Letter: Whiteland Town Council doesn’t communicate with residents

To the editor:

Having attended Whiteland Town Council meetings for the past 2.5 years, I would like to share some observations from a private citizen.

Our town council does not set any goals for our town manager, Norm Gabehart.

As I was told, Norm has no limits on what he can spend without council approval.

Our town council has only once, since I have been attending meetings, instructed Norm at a meeting to do something, and that was to find out about a weather warning siren for the west side of town by Park Forest.

The town’s election system seems to be flawed also. We have three ward-specific representatives, and two at-large members of our town council. However, the whole town gets to vote not only for the at-large members but also for each ward-specific representative.

These elected officials should be elected by constituents from their specific ward. I brought this to the council’s attention almost a year ago, and nothing has been done, and nothing seems to be in the works.

The issue has simply been dropped. This reeks of a fixed system where one section of town could decide all of our elected officials.

The town’s stormwater fund is not overseen by the town council.

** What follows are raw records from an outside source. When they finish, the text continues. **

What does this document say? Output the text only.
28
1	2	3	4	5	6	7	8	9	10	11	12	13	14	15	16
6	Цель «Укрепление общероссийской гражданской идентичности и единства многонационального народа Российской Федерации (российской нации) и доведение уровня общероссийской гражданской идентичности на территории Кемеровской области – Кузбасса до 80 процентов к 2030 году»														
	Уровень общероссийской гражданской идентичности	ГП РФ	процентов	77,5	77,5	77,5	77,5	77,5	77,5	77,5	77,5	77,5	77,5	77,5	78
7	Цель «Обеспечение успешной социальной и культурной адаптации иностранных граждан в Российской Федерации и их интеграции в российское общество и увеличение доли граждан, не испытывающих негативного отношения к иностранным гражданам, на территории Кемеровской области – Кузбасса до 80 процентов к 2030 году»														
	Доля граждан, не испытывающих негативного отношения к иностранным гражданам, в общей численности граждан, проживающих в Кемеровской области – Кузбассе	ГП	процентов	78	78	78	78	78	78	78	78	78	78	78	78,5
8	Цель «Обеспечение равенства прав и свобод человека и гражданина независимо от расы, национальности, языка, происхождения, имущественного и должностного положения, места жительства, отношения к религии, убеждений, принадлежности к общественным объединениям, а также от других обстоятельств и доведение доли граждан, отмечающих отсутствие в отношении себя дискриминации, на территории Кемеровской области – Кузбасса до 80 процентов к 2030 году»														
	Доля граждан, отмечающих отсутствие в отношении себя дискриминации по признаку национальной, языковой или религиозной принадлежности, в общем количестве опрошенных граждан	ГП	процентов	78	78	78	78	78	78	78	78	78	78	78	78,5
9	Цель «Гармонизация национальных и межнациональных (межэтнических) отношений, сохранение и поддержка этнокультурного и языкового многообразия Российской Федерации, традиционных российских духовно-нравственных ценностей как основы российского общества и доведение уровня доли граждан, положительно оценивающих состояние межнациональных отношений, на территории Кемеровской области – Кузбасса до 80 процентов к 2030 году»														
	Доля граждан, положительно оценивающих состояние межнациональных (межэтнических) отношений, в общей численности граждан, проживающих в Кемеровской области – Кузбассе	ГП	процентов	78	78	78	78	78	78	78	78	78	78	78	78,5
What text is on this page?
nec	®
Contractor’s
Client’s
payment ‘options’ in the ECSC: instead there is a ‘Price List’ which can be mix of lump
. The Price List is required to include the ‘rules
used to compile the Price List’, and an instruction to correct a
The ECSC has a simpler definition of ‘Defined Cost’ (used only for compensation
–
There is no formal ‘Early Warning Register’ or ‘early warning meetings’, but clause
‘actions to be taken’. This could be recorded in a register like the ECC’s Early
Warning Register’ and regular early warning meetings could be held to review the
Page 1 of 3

Our storm water board is a three-member board appointed by our town council president. None of these people are elected.

As of Feb. 3, this account had $406,679.11 available.

In July, this board approved the purchase of two new Dodge Ram 4-wheel-drive pickup trucks for the town manager and the storm sewer director to the tune of $13,000 per year for five years. No town council approval to spend this amount of money?

Only a three-member board handpicked by the town council president, and only two members were in attendance the evening in July when this was approved. And no information about this request was posted in the agenda, or on the town’s web site according to my research. Why did this have to be done at this meeting?

It was suggested that a memo about these trucks would be forthcoming, but has yet to happen. And then on Jan. 25, we paid another $2,026 for tires for the town manager’s truck according to the voucher packet check 10740. Why would a six-month-old truck need $2,026 worth of new tires?

Information is very hard to come by in our town. The website is not utilized to its maximum potential. There’s no information on our town’s website about future development, street projects, board vacancies or just general information.

I can remember Norm standing at the podium while still “interim” town manager and telling the town council that he wanted the town informed. How he wanted information posted on the website for a time (I believe he stated two weeks), before it was brought to the town council, and I would assume any other board.

Sadly, this is one pledge that has not been kept. As the minutes from the May 2016 meeting state “(Scot) Ford suggested Mr. Reifeis turn in a (public records request) for his information and did not want to answer his questions at the meetings.”

And then when you turn in requests, and spend 2.5 hours sitting with the town clerk/treasurer explaining what you want, and that you were willing to pay for the items requested, and still not get what was asked for. The state told me to resubmit my request, and if need be to sue the town for this information.

In March, due to a water main break, there was a water boil alert given. Some citizens posted on the Town of Whiteland Informed Citizens Facebook page stating they were informed by the school system about the boil alert.

This information should have been posted to the town’s website before the school informed parents about the alert. I looked at the town’s web site after reading the post asking about the boil alert, and nothing was yet posted. It eventually was posted, but after citizens had already been informed by the school.

It is the responsibility of any town’s citizens to oversee their local government. This is impossible to do when the town won’t inform its citizens without having to submit requests for public documents, and paying for information that should be readily available on the town’s website. It appears the town council of Whiteland does not want the citizen oversight, and is willing to do whatever they can to keep its citizens uniformed.